Il borgo San Donato Val di Comino è stata una delle località d’internamento libero più importanti d’Italia (26° su 601 comuni), nonché la prima del Lazio per numero di ebrei stranieri. Dal 1942 San Donato ha ospitato anche dieci giovani iugoslave internate per motivi politici. Giunti nel paese a partire dall’estate del 1940, gli ebrei e le iugoslave ricevettero dalla popolazione e dalle autorità locali accoglienza e aiuto, integrandosi immediatamente. Nomi come Margaret “Grete” Bloch, amica e confidente di Kafka, Grete Berger, importante attrice del cinema muto e dell’Espressionismo tedesco, protagonista tra gli altri del capolavoro cinematografico di Frizt Lang Metropolis, o la famiglia Levi con la piccola Noemi, nata nel periodo di internamento a San Donato Val di Comino, affiorano nelle sale visitate, insieme a quelli dei sandonatesi e alla storia del loro piccolo borgo sugli Appennini laziali, dagli inizi del Novecento fino al dopoguerra.

Inaugurato il 18 giugno 2022, il Museo del Novecento e della Shoah trova spazio negli ambienti dell’Antico Municipio e nasce dalla preziosa collaborazione con il Museo dell’Olocausto di Washington, che negli anni passati spesso ha cercato in Valle di Comino, e in particolare a San Donato, le tracce di coloro che, durante il secondo conflitto mondiale, non solo vissero l’orrore dell’Olocausto ma anche di chi aiutò gli ebrei a rischio della sua stessa vita, come accadde ai dipendenti dell’anagrafe di San Donato. Fondamentali anche i contributi del Ministero della Difesa, dell’Università di Cassino e di numerosi archivi nazionali e internazionali, nonché da fonti private. Il Museo e il Memoriale della Shoah sono inoltre un circuito inserito nel progetto European Liberation Route promosso dal Consiglio d’Europa.

Nell’idea dei curatori Luca Leone e Fabiana Piselli il Museo del Novecento e della Shoah è molto più una semplice collezione di nomi e oggetti legati agli “internati” di San Donato Val di Comino: l’obiettivo è trasportare il visitatore in un percorso fatto di storie che si intrecciano, di passato e presente che dialogano, di consapevolezza e memoria, quando la Storia scritta sui libri spesso non racconta i dettagli delle vite di coloro che l’hanno vissuta. Otto sale che seguono un itinerario interattivo e immersivo, con filmati, touch screen per consultare e sfogliare digitalmente documenti, diari di guerra e scritti inediti, oggetti di uso quotidiano e tutto ciò che è memoria tangibile di quanto vissuto in quegli anni. Il percorso procede cronologicamente ma anche sul filo delle storie raccontate, dal primo Novecento, con l’avvento del fascismo, il fenomeno dell’emigrazione e l’arrivo della seconda guerra mondiale, con l’internamento libero degli ebrei stranieri e di altri stranieri, lo spettro dei campi di concentramento, l’aiuto agli ex prigionieri alleati, fino al referendum per la Repubblica e infine la ricostruzione, con protagonisti le maestranze sandonatesi a Montecassino. 

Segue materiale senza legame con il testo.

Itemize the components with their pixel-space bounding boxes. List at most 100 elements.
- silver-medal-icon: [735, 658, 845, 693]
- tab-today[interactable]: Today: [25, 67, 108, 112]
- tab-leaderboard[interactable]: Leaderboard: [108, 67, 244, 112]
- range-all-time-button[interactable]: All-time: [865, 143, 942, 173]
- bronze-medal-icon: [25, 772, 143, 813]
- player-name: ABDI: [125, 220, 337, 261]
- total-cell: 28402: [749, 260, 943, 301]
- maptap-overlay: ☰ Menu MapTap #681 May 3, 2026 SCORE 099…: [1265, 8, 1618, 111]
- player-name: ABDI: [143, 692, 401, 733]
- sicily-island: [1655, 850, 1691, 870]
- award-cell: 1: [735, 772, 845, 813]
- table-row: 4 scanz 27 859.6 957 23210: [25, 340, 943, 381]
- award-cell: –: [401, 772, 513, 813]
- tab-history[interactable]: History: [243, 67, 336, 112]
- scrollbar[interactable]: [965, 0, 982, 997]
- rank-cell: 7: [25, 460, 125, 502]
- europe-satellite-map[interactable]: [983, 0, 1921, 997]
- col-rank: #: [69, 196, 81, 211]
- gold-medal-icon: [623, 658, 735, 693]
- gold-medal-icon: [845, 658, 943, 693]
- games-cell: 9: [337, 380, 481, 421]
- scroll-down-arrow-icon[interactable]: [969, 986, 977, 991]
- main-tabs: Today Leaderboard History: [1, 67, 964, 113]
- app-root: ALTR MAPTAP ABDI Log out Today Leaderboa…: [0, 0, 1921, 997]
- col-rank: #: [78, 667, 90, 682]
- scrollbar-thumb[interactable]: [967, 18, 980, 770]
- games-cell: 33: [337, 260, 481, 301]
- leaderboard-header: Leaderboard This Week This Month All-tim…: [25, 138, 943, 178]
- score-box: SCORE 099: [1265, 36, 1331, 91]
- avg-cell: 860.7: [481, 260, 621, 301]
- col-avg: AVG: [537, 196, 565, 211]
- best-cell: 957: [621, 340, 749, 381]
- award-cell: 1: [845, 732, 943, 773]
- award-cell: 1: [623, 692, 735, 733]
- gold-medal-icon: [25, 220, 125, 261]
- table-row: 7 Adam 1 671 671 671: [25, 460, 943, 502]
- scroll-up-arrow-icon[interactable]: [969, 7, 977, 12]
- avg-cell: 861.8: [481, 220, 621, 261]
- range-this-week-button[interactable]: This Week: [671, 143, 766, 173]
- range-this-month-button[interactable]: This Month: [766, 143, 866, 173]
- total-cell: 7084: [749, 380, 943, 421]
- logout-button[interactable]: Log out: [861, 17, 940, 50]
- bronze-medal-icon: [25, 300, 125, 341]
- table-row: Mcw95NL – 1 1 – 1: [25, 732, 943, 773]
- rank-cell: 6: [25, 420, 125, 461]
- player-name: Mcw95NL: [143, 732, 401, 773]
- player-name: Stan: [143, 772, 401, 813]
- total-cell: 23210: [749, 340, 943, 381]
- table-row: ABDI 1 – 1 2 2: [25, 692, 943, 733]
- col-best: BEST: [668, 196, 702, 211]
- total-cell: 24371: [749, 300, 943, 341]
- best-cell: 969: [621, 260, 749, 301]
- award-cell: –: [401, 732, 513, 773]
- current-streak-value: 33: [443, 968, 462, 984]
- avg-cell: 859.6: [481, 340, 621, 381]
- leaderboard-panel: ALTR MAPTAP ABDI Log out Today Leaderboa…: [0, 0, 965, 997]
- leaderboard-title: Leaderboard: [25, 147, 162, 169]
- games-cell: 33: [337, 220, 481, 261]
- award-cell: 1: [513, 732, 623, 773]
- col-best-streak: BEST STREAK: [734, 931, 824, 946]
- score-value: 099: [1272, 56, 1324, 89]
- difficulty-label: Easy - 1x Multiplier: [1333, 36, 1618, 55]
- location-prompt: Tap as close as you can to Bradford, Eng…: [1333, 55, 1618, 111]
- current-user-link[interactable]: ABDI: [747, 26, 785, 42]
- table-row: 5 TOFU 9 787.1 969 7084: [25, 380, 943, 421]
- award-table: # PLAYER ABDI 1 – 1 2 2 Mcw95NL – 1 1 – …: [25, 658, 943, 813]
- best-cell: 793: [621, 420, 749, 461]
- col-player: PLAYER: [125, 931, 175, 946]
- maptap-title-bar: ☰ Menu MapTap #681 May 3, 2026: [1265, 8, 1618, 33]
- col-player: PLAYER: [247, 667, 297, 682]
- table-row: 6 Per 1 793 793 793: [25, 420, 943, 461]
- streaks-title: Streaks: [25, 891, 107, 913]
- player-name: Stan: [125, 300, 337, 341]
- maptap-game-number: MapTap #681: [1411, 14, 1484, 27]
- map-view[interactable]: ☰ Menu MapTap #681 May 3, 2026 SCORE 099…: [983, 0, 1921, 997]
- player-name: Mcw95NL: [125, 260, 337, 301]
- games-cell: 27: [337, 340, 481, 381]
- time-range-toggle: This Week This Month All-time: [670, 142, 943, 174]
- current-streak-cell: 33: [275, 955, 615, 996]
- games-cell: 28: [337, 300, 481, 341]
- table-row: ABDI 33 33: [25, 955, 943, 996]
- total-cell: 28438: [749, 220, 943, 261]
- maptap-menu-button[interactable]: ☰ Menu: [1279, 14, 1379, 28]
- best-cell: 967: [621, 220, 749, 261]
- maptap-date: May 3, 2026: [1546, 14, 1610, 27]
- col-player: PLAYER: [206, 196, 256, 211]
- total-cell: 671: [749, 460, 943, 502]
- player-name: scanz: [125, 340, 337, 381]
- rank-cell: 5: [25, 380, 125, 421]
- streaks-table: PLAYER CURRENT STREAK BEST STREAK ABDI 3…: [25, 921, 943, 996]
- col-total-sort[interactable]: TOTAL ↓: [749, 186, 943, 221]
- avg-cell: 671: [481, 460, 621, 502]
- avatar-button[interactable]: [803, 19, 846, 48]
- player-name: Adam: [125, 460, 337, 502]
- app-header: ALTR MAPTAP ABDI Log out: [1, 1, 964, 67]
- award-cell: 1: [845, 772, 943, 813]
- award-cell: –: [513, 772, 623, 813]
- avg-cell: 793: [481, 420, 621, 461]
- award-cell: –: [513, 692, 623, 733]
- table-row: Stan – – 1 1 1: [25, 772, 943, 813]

Oltre alla visita guidata del museo, è possibile prenotare escursioni sui luoghi della seconda guerra mondiale, percorsi di trekking urbano alla scoperta di San Donato Val di Comino, visite didattiche per scuole e non solo.

Parte integrante del percorso del Museo del Novecento e della Shoah è il Memoriale della Shoah, inaugurato il 27 gennaio 2023 in Piazza Matteotti e nato da un’idea del curatore del Museo, Luca Leone, e del sindaco di San Donato Val di Comino, Enrico Pittiglio. 

Una grande pietra d’inciampo e un luogo dal forte simbolismo concepito per tramandare la memoria e sensibilizzare le nuove generazioni affinché l’insensatezza che ha generato la tragedia della guerra non si ripeta mai più.